'El asesino': el rutinario oficio de matar

“No improvises, anticípate”, repite para sus adentros nuestro impecable asesino cada vez que se acerca el epílogo de cada uno de sus macabros encargos, el instante final para sus víctimas. Gracias a una cadena casi constante de monólogos interiores escuchamos como este asesino de guante blanco, tan imperturbable como eficaz, va desgranando su filosofía y metodología de trabajo. Los tiempos de espera para encontrar el momento propicio de acabar con sus víctimas se convierten así en pequeños ensayos sobre el arte de matar. Él lo hace únicamente por dinero, es un sicario profesional contratado para resolver incómodos problemas de la gente poderosa que ha contratado sus talentos. Espera, ejecuta y desaparece como una sombra entre aeropuertos e identidades falsas. Todo cambiará cuando comete un error y los mismos personajes oscuros que le habían asignado la misión deciden acabar con él. A partir de ese momento la película se transforma en la historia de una venganza.
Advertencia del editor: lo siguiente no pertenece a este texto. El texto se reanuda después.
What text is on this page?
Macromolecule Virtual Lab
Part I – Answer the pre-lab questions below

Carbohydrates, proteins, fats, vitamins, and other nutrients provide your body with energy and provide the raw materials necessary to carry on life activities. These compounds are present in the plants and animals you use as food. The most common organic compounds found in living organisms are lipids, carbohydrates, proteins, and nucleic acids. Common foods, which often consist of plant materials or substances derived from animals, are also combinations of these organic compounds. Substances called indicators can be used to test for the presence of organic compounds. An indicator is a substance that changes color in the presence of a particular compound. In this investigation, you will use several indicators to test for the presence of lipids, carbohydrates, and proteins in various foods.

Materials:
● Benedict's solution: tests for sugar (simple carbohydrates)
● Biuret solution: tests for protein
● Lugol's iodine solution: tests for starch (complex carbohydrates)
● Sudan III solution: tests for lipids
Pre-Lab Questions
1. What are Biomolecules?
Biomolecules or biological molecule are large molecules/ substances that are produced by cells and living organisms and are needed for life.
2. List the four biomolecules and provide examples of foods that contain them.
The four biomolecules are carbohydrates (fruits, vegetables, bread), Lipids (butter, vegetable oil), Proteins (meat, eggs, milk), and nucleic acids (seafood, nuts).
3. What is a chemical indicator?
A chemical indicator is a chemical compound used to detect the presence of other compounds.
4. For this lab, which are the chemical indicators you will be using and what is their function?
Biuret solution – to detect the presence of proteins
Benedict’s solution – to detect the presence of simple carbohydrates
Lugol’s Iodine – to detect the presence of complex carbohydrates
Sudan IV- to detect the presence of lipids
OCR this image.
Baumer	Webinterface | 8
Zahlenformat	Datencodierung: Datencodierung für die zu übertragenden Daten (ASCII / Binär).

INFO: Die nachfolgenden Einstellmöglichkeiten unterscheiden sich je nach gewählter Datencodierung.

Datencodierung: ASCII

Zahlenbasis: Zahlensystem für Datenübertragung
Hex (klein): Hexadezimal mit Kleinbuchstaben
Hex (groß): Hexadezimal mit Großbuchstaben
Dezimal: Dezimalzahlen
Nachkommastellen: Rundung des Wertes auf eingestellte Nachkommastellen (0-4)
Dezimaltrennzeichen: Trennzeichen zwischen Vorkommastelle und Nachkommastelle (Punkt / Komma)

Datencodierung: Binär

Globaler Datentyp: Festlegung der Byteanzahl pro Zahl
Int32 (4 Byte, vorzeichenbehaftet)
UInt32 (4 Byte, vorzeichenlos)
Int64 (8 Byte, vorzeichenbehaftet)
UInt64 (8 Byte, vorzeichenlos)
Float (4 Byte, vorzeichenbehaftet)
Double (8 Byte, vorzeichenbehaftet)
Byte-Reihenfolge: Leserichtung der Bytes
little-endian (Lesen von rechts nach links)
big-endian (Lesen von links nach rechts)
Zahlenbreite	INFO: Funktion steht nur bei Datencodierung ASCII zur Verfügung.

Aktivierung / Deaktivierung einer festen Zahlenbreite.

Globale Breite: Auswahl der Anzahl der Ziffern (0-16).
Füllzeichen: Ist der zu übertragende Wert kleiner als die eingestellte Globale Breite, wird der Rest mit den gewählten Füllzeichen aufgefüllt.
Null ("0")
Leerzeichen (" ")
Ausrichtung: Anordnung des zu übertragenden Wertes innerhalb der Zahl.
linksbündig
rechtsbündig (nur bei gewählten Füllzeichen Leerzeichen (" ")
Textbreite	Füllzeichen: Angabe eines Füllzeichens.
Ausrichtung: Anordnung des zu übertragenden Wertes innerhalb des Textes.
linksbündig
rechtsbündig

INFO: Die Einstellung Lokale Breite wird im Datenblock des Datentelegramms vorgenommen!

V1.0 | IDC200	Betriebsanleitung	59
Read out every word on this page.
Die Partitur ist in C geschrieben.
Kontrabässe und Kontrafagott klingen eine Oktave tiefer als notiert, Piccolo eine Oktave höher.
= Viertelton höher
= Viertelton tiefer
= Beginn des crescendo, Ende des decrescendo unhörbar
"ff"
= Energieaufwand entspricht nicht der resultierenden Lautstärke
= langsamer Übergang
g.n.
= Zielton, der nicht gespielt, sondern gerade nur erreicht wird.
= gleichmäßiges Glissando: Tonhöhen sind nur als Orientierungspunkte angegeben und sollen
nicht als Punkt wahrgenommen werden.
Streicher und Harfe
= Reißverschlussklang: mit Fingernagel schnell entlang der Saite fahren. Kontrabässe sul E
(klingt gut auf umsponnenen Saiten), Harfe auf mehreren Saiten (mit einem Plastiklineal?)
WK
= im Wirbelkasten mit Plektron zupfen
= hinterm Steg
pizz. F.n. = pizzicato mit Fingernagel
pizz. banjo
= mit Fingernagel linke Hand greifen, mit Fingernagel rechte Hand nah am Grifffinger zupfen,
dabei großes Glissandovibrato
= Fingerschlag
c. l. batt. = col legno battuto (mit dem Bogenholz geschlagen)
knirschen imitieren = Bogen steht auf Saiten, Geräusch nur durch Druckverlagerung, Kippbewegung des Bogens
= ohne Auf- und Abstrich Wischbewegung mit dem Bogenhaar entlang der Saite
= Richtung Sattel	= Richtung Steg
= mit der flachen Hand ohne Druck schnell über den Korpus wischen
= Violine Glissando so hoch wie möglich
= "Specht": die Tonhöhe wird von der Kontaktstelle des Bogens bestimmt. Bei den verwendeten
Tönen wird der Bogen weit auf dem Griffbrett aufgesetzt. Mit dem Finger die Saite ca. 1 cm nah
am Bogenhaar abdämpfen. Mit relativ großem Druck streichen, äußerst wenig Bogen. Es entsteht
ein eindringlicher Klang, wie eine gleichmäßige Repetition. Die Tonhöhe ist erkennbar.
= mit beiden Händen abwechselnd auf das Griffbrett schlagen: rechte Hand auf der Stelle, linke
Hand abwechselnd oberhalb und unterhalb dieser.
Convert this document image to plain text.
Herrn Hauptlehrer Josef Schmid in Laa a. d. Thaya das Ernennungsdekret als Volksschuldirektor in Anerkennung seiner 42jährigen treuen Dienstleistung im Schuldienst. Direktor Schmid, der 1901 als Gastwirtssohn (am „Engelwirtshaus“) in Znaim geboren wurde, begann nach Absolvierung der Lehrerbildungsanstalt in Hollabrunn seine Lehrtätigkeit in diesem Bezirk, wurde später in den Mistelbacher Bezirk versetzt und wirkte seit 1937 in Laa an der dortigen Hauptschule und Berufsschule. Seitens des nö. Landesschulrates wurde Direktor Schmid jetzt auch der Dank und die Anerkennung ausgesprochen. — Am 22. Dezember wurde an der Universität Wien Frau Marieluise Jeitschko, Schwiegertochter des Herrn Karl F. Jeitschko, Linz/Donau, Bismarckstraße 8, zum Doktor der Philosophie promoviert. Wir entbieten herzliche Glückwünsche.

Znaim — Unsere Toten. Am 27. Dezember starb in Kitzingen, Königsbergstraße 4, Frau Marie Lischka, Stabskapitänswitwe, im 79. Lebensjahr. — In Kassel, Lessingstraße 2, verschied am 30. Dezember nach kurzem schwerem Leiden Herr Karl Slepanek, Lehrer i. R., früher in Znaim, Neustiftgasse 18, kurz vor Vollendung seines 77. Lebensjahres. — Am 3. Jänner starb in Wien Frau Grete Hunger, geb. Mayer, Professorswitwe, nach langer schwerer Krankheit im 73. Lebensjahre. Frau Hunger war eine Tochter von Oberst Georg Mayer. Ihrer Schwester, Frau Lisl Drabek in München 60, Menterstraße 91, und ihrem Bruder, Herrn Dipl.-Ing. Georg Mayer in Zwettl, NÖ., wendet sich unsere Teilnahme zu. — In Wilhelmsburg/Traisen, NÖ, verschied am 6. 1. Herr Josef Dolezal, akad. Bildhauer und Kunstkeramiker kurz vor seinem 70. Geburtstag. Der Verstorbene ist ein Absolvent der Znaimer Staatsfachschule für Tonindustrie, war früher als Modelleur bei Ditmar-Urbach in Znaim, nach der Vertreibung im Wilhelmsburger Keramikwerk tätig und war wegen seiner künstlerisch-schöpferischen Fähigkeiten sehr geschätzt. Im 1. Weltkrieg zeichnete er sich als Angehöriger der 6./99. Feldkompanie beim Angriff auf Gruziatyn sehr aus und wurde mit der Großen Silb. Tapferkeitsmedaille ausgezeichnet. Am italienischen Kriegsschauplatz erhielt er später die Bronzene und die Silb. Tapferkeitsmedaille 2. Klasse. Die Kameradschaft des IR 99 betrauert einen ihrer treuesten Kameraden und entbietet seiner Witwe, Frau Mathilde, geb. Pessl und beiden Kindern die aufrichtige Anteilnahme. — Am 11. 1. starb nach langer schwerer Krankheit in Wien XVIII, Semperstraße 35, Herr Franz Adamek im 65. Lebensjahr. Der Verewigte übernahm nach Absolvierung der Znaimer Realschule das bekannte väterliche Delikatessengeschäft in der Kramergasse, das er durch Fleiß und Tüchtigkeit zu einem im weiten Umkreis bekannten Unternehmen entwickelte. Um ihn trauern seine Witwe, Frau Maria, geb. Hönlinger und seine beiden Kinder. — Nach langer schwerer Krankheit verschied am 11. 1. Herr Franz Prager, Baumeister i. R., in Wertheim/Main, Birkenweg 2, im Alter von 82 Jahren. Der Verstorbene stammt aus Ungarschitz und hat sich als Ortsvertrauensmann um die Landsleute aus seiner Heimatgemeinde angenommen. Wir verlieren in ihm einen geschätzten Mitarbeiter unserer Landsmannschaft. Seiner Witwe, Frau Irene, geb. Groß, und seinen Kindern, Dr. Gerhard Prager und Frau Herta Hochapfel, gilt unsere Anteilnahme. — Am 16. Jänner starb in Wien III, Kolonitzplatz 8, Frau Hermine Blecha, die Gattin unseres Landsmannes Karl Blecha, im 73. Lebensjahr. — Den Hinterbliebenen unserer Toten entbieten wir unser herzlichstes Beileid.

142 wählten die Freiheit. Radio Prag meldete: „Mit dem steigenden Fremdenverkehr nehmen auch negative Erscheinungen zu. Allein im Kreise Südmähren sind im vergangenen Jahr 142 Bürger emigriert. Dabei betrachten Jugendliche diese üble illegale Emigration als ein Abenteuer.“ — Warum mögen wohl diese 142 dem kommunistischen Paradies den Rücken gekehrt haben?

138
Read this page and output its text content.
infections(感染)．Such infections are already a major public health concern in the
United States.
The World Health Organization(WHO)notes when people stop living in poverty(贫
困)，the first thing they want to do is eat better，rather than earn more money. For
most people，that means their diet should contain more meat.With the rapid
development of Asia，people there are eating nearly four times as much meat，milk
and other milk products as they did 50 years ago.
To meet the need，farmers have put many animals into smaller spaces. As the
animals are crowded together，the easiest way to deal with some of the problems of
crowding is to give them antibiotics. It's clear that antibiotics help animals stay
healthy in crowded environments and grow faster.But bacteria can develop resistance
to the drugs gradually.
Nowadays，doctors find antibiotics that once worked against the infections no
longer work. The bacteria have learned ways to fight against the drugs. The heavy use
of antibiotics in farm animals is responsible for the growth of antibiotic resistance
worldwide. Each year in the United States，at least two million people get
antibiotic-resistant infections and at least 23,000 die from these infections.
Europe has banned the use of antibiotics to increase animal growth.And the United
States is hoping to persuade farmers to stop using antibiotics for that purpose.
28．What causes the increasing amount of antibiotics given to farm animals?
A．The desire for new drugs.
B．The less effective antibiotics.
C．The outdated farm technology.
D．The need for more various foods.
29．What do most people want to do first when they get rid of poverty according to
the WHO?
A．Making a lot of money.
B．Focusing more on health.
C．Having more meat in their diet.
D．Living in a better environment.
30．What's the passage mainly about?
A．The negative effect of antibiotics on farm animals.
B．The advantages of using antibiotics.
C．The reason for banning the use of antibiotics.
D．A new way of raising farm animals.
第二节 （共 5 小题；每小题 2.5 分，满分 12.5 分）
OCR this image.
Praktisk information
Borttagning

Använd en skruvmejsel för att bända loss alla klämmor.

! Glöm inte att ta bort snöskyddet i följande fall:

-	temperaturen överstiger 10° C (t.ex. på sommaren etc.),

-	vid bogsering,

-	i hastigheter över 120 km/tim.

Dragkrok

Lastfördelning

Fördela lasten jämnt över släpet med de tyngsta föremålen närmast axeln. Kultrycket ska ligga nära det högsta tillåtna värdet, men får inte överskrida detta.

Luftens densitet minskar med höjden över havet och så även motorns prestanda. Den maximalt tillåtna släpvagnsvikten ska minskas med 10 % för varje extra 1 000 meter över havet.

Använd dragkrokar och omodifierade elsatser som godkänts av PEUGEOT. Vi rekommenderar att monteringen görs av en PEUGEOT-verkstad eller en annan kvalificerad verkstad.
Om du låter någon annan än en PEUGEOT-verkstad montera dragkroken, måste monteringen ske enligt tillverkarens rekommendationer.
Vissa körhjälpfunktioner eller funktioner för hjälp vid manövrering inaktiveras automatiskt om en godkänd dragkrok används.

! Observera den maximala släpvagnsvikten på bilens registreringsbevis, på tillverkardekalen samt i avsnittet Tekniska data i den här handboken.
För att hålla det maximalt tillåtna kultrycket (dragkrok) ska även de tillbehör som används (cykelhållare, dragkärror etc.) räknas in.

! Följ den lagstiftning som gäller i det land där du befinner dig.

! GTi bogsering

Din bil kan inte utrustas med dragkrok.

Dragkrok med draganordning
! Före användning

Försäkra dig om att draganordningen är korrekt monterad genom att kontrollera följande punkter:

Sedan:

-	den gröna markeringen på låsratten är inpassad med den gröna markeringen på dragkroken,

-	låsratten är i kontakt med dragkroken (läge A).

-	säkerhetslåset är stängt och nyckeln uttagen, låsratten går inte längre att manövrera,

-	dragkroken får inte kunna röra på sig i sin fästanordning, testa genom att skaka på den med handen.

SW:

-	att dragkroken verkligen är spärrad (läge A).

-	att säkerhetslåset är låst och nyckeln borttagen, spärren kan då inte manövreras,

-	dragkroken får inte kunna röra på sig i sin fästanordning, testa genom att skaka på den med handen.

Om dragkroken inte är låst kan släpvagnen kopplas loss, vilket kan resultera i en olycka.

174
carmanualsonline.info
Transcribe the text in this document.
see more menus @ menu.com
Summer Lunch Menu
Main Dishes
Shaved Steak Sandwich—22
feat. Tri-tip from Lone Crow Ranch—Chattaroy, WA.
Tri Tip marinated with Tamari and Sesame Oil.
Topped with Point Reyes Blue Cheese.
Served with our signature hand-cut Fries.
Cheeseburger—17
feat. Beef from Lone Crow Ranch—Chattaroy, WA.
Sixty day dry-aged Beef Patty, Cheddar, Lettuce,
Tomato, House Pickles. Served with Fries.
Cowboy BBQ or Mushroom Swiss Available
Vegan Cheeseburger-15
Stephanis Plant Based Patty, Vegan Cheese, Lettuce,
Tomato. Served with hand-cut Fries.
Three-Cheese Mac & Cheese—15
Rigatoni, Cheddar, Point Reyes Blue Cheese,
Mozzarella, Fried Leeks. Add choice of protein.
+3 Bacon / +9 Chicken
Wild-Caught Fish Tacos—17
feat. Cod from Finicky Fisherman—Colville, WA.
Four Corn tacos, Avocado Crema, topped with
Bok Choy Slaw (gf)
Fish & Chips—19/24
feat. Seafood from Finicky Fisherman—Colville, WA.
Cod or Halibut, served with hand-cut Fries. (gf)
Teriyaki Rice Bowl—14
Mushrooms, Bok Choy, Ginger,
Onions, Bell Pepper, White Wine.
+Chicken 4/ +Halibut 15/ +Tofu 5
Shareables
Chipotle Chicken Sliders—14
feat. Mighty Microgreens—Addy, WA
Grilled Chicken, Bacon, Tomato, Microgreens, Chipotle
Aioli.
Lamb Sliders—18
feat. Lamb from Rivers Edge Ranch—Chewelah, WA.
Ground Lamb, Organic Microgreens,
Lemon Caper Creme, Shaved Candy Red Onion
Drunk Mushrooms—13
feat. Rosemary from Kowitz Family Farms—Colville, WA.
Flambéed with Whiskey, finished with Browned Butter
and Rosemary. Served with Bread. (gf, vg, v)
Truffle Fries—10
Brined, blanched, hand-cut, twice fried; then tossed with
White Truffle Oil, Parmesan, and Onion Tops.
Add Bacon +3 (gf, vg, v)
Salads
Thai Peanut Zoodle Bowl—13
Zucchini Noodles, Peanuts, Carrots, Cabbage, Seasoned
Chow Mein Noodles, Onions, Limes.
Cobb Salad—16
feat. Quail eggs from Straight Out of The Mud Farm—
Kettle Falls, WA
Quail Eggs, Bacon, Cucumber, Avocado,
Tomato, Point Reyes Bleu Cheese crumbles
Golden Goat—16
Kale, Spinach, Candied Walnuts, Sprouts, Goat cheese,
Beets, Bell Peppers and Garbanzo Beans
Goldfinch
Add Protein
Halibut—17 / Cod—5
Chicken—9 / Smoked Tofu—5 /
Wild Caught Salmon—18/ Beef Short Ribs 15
David Fincher ya había incidido en la figura del asesino en cintas como las incontestables y turbias Seven (1995) y Zodiac (2007), o en la serie Mindhunter (2017). Ahora adapta la novela gráfica de Alexis Nolent para firmar una película tan precisa en su fría narrativa como ejemplar en su ausencia de discurso. Estamos ante un ejercicio de estilo que no necesita de más alardes argumentales que la recreación lenta y minuciosa de esa pulsión por ejecutar que se apodera de nuestro protagonista, un Michael Fassbender que expresa perfectamente, con su economía gestual y esa mirada tan vacía como inquietante, la gélida condición humana de alguien ajeno a cualquier sentimiento de culpa o dilema moral ante sus actos.
Son muchas las grandes películas que se han detenido en la cotidianidad de los asesinos a sueldo: El silencio de un hombre (1967) de Melville, Ghost Dog, el camino del samurái (1999) de Jarmusch, Collateral (2004) de Michael Mann… Son filmes formalmente desnudos que suelen recrear los hechos con una asepsia turbadora, silenciosas crónicas que igualan el ejercicio del crimen a las citas de una agenda laboral, que lo convierten en una costumbre tan insustancial como cepillarse los dientes o tomarse un café por las mañanas. Cosas del rutinario oficio de matar.